Rather than report statistics that transparently reflect true responses, differential privacy introduces strategic amounts of false data, known as “noise,” which consists of randomly generated positive or negative numbers averaging out to roughly zero. At large scales, the noise’s interference in statistical correctness is negligible. But complications do arise in demographic statistics describing small populations, where noise has a relatively larger effect on reporting.
The trade-off between accuracy and privacy is complex.
Certain social scientists have argued that the Census practice of publishing aggregate statistics poses no inherent risk. While acknowledging that individual records are susceptible to reconstruction through educated guessing or comparison with public documentation, this camp maintains that the Census’ decision to implement differential privacy is a poor one, claiming the success rate for reconstructing individual records is no better than random chance.
But Roth and Kearns’ work has proven otherwise, running queries that function like Venn diagrams with hundreds of thousands of overlapping ovals. These overlaps signal the likelihood of accuracy in possible data configurations that match publicly available statistics, allowing for attackers to outperform any possible baseline for random chance.
“What’s novel about our approach is that we show that it’s possible to identify which reconstructed records are most likely to match the answers of a real person,” says Kearns. “Others have already demonstrated it’s possible generate real records, but we are the first to establish a hierarchy that would allow attackers to, for example, prioritize candidates for identity theft by the likelihood their records are correct.”
On the matter of complications posed by adding error to statistics that play such a significant role in the lives of the U.S. population, the researchers are realistic.
“The Census is still working out how much noise will be useful and fair in order to balance the trade-off between accuracy and privacy. And, in the long run, it may be that public policymakers decide that the risks posed by non-noisy statistics are worth the transparency,” says Roth.

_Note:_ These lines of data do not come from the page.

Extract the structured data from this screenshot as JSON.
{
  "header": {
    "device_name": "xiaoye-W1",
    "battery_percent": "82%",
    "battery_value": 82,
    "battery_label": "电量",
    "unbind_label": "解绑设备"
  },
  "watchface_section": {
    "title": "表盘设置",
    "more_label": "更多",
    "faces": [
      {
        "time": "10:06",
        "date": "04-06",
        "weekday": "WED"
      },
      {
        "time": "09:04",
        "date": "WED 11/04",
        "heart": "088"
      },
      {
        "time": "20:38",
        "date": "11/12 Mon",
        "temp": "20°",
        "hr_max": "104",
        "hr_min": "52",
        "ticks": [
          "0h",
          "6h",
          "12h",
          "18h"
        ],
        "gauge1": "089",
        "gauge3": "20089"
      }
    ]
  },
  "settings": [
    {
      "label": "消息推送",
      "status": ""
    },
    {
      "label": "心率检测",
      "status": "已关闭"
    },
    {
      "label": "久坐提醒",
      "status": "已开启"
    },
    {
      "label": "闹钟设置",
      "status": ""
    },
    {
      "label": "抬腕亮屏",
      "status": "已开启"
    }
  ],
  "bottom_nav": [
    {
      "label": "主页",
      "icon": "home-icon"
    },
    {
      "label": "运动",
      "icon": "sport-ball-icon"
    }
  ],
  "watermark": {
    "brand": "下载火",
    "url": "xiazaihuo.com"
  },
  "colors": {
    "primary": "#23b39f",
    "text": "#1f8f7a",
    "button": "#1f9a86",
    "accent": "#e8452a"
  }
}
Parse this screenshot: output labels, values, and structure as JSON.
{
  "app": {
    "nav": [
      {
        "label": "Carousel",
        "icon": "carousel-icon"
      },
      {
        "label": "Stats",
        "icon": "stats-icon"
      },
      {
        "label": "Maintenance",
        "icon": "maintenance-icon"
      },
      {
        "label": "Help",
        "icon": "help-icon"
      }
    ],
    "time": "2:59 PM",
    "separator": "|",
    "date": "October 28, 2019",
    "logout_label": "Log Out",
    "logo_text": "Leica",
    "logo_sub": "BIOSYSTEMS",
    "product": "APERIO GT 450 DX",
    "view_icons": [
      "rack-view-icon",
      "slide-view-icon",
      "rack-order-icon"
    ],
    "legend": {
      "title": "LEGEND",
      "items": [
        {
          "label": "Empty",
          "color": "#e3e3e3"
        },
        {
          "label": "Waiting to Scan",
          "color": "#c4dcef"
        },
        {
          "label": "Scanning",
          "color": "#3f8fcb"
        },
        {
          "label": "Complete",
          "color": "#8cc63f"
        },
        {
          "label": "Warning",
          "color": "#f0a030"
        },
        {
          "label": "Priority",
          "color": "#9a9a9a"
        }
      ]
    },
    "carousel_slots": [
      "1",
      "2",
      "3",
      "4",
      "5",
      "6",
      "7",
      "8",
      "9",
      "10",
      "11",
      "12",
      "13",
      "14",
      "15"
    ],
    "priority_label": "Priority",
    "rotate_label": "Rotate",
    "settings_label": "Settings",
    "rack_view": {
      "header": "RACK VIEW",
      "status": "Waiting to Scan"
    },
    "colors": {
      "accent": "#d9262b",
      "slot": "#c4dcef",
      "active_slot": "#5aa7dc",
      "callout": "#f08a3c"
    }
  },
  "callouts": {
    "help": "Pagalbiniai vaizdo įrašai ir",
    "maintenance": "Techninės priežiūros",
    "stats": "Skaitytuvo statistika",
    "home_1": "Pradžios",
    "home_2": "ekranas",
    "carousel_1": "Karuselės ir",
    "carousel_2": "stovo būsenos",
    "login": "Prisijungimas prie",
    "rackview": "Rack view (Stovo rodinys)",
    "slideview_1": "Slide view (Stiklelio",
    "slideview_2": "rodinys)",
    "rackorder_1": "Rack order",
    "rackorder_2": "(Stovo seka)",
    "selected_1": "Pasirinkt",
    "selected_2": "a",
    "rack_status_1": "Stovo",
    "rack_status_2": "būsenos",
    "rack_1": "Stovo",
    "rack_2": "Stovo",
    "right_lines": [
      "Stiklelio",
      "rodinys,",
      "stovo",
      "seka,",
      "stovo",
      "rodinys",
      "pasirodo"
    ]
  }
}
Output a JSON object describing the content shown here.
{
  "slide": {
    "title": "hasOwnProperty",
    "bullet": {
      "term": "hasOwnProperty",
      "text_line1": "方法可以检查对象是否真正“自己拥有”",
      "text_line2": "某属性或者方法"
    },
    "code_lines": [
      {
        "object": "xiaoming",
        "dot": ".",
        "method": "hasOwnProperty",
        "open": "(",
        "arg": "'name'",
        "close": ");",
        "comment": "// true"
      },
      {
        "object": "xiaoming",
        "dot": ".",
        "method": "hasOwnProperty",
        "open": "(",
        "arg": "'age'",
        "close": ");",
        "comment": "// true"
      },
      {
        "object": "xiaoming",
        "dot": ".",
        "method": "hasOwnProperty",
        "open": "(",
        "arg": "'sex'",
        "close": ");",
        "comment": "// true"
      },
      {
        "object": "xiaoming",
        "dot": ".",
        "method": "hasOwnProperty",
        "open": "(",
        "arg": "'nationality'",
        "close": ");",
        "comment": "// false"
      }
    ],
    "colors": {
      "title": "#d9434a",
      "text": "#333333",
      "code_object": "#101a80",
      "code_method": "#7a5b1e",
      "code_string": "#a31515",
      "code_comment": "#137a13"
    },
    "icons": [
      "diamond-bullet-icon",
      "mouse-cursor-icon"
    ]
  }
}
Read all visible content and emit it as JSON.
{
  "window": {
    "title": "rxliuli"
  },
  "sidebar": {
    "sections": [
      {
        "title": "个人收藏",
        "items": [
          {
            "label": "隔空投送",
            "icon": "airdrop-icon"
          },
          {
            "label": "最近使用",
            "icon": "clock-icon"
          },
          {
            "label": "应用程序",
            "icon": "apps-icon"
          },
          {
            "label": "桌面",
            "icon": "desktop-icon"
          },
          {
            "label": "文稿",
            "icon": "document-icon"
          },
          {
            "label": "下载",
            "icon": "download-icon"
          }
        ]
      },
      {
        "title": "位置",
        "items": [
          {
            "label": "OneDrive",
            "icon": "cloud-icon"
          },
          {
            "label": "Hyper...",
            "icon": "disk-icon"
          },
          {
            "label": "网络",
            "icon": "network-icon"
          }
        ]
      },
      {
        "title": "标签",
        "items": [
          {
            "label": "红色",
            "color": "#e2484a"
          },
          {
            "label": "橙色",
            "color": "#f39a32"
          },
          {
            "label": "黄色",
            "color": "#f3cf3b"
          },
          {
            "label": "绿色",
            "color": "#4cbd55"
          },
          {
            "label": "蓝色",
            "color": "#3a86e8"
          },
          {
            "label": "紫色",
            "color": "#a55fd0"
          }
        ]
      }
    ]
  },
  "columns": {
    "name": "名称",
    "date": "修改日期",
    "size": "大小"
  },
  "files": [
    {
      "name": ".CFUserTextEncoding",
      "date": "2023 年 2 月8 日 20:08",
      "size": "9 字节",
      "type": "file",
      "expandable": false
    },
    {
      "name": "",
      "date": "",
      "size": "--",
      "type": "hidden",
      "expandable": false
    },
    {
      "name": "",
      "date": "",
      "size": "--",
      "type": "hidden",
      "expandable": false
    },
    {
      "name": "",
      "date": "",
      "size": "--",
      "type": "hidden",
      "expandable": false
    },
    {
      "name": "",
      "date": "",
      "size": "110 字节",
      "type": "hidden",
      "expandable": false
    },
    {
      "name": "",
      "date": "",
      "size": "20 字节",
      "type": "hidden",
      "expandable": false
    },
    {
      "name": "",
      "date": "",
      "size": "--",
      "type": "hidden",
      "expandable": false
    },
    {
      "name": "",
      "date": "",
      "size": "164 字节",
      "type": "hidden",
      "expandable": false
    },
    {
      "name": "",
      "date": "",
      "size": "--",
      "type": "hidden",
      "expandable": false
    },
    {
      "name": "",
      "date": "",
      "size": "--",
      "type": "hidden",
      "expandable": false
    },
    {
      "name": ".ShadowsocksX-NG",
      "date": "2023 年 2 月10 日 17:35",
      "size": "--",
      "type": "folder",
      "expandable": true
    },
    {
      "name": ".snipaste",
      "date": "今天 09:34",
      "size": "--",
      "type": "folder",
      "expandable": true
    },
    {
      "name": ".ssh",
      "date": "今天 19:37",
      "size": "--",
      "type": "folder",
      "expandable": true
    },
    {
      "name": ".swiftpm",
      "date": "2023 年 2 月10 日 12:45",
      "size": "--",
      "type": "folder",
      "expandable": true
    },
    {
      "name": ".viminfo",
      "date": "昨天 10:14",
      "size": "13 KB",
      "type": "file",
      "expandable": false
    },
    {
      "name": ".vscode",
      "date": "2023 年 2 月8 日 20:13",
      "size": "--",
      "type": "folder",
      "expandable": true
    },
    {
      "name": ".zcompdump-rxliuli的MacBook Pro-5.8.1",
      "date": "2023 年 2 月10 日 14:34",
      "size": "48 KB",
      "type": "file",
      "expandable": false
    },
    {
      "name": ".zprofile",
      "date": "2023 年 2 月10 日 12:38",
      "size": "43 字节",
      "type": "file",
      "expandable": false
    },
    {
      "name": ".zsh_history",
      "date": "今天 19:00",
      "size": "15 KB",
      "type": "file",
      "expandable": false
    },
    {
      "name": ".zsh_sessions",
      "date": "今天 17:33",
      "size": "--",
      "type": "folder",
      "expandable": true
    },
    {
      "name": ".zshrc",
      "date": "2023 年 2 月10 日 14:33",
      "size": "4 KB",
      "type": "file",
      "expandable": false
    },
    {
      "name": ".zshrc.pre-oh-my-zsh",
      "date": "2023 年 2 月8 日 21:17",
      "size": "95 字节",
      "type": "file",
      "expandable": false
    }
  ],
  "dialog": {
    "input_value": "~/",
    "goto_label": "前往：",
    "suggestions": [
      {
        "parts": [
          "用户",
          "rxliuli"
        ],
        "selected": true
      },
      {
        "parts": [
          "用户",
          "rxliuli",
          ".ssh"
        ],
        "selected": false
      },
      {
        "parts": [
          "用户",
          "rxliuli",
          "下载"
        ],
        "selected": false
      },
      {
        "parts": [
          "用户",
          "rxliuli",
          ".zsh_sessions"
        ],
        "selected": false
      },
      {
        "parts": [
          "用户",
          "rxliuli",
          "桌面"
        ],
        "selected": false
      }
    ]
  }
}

But when it comes to absolute guarantees for individual data protection, Roth and Kearns both affirm beyond a doubt: “Differential privacy is the only game in town.”
Collaborators Travis Dick (Google, former postdoctoral fellow in the Department of Computer and Information Science at the University of Pennsylvania), Cynthia Dwork (Harvard University), Terrance Liu (Carnegie Mellon University), Giuseppe Vietri (University of Minnesota), and Zhiwei Steven Wu (Carnegie Mellon University, former Ph.D. student in Computer and Information Science at the University of Pennsylvania) all contributed to the study.
This work was supported in part by NSF grants CCF-2217062 and FAI-2147212 712 and a grant from the Simons Foundation.